Branchi di cervi selvatici stanno distruggendo campi e coltivazioni, causando enormi danni agli allevatori

Porlezza Imprenditori agricoli ormai rassegnati per una situazione diventata molto pesante. Luigi Casarini: «A fine anno sarò costretto a chiudere, la mia attività è stata messa in ginocchio»

La rabbia è diventa rassegnazione. Nel Porlezzese il proliferare dei cervi ha generato dapprima un forte sentimento di protesta, che negli ultimi tempi si è trasformato in delusione e rinuncia.

L’emblema della situazione sta nelle dichiarazioni di Luigi Casarini, uno degli allevatori più noti con azienda e terreni su ben tre Comuni. Dopo oltre vent’anni di attività in loco, esercitata sempre con innata passione, a fine anno chiuderà bottega.

«Una decisione sofferta»

«Mi hanno costretto a fare una scelta che mai avrei voluto fare. Da una decina d’anni a questa parte gli animali selvatici, e mi riferisco per lo più ai cervi, ci hanno messo in ginocchio e a nulla sono valse le nostre segnalazioni e invocazioni. Credo che ormai la popolazione di cervi abbia raggiunto i 500 esemplari, un numero impressionante e insostenibile, che a mio avviso non concede più margini di rientro. Non nascondo che mi sento preso in giro e passo la mano – aggiunge Casarini – . Un ragazzo che ha vinto il premio giovani agricoltori, grazie al contributo ottenuto mi subentrerà per una parte di azienda: gli auguro tutto il bene possibile, ma sarà dura anche per lui». Se anche i pochi altri allevatori della zona faranno la sua stessa scelta, per il territorio sarà un duro colpo.

Le altre motivazioni

Con molta sincerità Casarini attribuisce la sua decisione anche a altri fattori: «Il costo della materie prime e dell’energia rappresentano l’ennesima mazzata – dice – ma quando ti trovi a dover acquistare il fieno a prezzi esorbitanti perché i cervi ti portano via il tuo, capisci di essere al capolinea, soprattutto se a livello politico senti dire tante belle parole a cui non corrisponde un solo fatto».

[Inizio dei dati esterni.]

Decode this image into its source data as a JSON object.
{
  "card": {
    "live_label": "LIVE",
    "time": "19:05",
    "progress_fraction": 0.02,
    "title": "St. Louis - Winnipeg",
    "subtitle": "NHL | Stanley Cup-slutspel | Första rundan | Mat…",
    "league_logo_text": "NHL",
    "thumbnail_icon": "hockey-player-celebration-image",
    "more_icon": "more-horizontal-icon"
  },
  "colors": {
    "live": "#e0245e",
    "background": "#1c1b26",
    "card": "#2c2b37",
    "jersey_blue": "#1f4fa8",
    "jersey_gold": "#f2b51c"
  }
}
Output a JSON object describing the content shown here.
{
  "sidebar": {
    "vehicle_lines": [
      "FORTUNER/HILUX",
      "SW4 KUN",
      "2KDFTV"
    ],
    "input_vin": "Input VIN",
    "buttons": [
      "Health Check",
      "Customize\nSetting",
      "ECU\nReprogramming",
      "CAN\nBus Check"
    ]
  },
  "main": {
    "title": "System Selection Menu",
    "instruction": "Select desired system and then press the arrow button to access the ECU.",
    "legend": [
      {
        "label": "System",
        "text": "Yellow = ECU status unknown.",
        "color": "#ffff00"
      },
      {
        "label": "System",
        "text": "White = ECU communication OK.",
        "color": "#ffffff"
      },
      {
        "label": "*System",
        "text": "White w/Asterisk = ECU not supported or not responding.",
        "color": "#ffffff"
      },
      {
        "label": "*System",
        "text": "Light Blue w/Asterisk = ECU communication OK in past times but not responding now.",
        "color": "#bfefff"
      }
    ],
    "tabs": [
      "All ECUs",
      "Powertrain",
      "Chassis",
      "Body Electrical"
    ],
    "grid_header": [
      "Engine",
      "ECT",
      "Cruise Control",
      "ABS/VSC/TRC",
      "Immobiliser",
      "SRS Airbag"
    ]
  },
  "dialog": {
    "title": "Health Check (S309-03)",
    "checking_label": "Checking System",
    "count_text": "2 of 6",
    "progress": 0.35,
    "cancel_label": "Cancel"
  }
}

Ma anche tra i cittadini serpeggia il malcontento: «Abito alle pendici del Galbiga, in mezzo alla natura – racconta Margherita Carciofi – e tutte le notti i cervi entrano nella mia proprietà e distruggono piante, fiori e prato. Abbiamo affidato i terreni intorno a un titolare di maneggio, che ogni giorno si trova con le recinzioni demolite da rifare. E’ una situazione che diventa insostenibile e imbarazzante. Non è giusto che dopo nessuno abbia fatto ancora nulla per tutelare soprattutto gli agricoltori». Nemmeno le recinzioni elettrificate riescono a contrastare le orde di cervi.

Ne sa qualcosa Vittorino De Marchi, pensionato che alle pendici del Galbiga tiene degli animali per passione: «I branchi di cervi sono talmente corposi che un animale spinge l’altro e le recinzioni vengono abbattute. Io ho 75 anni e mi occupo di terreni e bestie per pura passione, ma se penso a chi ne fa la propria attività, comprendo del tutto la rabbia e la delusione». E poi cui sono i rischi sulle strade. Di recente addirittura un’ambulanza è andata a sbattere contro un cervo non potendo più proseguire la sua corsa in soccorso di un paziente; poi anche un pullman di linea è incappato nella stessa sorte. Gli incidenti provocati da selvaggina, insomma, sono sempre più all’ordine del giorno ed è un ulteriore segnale d’allarme nel Porlezzese.